The Act of Parliament used for procuring enclosure had to provide information about the parish concerned. It gave a brief description of the parish, named the Lords of the Manor, the Rector Impropriate, the Vicar and other leading proprietors of land13.
In the Pirton enclosure, three Commissioners were appointed in 1811. These were: Thomas Brown senior of Luton nominated by Radcliffe, Lord of the Manor; Thomas Thorpe of Great Barford, Bedfordshire, nominated by the Rector Impropriate; and William Sedgwick of Rickmansworth, nominated by the proprietors of land. A surveyor was not named in the Act, but the pre-enclosure draft map identifies Thomas Brown of Willian as the surveyor. The Act also specified how a vacancy for a Commissioner was to be dealt with. If the vacancy arose for a Commissioner nominated by particular party to enclosure, such as the Lord of the Manor, that party had the right to nominate a replacement.
This was particularly important in the process of enclosure in Pirton as both the Rector’s and the proprietor’s nominees died and had to be replaced. The Rector’s nominee was replaced towards the end of the process. The proprietor’s nominees died two years after the Act was passed and he was replaced by the surveyor, Thomas Brown Jnr, who was son of the Lord’s commissioner. This dual role of surveyor and commissioner was unusual and often barred in an Act, but as the survey of land had been completed by 1813, perhaps it was agreed that it was better to have a local man who had already been involved in the surveying as the process had already been delayed by two deaths. In addition, the agricultural market was facing recession.
The duties and powers of the Commissioners were clearly outlined in the Act. They were empowered to reallocate land, set out the boundaries of the manor, extinguish rights, determine differences, and award costs. All meetings were advertised both with a notice fixed in south door of the Church -- and by being read out at divine service – and via an advertisement placed in the County Chronicle, perhaps to inform the absentee landlords to present their claims. The meetings had to be held either in the Parish or within an eight mile radius of its boundaries. Evidence shows that most meetings for Pirton took place on market day at the Sun Inn in Hitchin, a venue which was “convenient” for farmers and businessmen.
Road construction was an important aspect of enclosure. Roads dividing parishes were to be at least 30 feet wide and repairs shared equally between parishes. Commissioners had power to stop the roads, bridleways and footpaths in between old enclosures, but these orders had to go before the Justices of the Peace at Quarter Sessions to be ratified. The Act also demanded that up to five acres of land should be set aside for public pits for gravel, stone, chalk and sand. These pits had to have good road access to be used to repair public roads.

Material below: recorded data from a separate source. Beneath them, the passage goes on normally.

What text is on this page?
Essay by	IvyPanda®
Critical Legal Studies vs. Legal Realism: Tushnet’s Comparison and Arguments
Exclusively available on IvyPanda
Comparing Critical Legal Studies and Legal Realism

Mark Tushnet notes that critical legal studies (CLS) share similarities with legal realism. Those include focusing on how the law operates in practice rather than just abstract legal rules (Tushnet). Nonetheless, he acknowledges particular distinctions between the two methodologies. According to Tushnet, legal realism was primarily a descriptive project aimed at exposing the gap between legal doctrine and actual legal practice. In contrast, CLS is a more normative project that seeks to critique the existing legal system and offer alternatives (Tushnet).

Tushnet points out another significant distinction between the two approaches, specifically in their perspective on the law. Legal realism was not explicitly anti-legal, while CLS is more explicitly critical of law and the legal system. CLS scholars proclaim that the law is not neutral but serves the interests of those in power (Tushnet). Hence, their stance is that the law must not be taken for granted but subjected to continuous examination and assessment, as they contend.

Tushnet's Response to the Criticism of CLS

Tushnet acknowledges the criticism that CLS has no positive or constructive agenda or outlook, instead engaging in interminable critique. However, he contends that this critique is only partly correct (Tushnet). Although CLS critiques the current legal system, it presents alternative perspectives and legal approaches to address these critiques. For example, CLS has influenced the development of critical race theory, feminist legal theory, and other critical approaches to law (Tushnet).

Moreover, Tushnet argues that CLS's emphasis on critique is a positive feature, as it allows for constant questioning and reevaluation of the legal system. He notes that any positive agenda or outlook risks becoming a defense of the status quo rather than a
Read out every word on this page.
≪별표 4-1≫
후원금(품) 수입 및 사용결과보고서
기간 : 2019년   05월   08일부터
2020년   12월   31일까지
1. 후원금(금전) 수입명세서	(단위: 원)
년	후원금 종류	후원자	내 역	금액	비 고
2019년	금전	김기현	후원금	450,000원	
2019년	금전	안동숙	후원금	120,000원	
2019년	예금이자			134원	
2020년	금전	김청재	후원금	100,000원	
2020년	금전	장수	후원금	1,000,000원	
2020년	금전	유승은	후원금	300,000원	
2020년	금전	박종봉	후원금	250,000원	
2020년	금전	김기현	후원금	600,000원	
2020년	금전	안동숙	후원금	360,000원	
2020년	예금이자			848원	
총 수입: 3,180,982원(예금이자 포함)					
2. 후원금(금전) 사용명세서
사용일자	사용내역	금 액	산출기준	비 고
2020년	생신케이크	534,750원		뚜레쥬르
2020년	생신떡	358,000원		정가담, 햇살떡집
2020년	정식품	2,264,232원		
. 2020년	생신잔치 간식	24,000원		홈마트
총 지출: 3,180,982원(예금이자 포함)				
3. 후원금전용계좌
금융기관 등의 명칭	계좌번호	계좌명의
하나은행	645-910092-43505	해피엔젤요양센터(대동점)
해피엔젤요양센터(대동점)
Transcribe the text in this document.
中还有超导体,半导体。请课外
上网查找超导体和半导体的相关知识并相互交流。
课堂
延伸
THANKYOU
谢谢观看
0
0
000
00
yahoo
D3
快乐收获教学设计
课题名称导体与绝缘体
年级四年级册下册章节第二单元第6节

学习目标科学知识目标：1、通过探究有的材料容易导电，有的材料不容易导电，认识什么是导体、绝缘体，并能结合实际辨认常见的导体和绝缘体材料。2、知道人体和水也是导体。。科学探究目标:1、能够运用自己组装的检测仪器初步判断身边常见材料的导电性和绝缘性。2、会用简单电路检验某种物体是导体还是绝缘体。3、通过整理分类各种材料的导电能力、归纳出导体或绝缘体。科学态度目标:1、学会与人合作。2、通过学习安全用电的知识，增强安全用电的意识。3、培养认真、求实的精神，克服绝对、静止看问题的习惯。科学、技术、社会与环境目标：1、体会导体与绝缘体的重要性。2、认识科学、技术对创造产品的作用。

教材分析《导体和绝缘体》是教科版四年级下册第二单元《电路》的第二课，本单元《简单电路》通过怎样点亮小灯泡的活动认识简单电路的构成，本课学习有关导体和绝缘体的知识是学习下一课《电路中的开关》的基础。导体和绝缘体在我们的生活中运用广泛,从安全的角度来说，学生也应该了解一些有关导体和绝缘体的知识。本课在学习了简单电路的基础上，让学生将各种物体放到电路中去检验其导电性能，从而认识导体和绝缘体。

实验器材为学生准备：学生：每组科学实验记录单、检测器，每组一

Drainage of land was to be improved, after assessment by the Commissioners. Old watercourses were to be scoured, deepened, straitened or diverted and new ones dug as needed. The benefits to each proprietor were to be assessed so that they could be charged proportionally.
The Lord of the Manor was allowed an allotment from the ‘waste’. He was to receive one 18th part of the commons and waste in lieu of the Lord’s right to soil.
The Act decreed that the tithes were to be extinguished and land allocated in lieu. The allotments were usually in proportion of total land being enclosed -- that is 1/5 arable, 1/10 wood, and 1/8 residue. Such land was to be ring fenced with ditches and quickset hedges at the expense of the proprietors of adjoining land. They also had to maintain them for the following seven years. Thus the outer perimeter was fenced by others, but if the Rector wanted to subdivide the fields, it was at his own expense. Common rights and were to be compensated by common pasture instead of distinct allotments of land
All expenses of the Act were to be borne by proprietors, owners or persons having rights or interest in the land [except the Rector Impropriate and the Vicar]. Commissioners had to present annual accounts to JP’s and this may account for the survival of such large numbers of financial documents
As soon as the Act was passed the Commissioners assumed power to conduct the course of husbandry. In order to make the transition from open field to enclosed fields as smooth as possible, the Commissioners arranged for land to be ploughed, dunged, sown and harvested. This process can be seen in the bill for farming in Pirton in Table 4. The cost of production of 30 acres of wheat was £222, which was sold for £337 -- the profit being £115, or nearly four pounds per acre. Bills were presented by the tenants and paid by the Commissioners. The tenants continued to work on their own farms.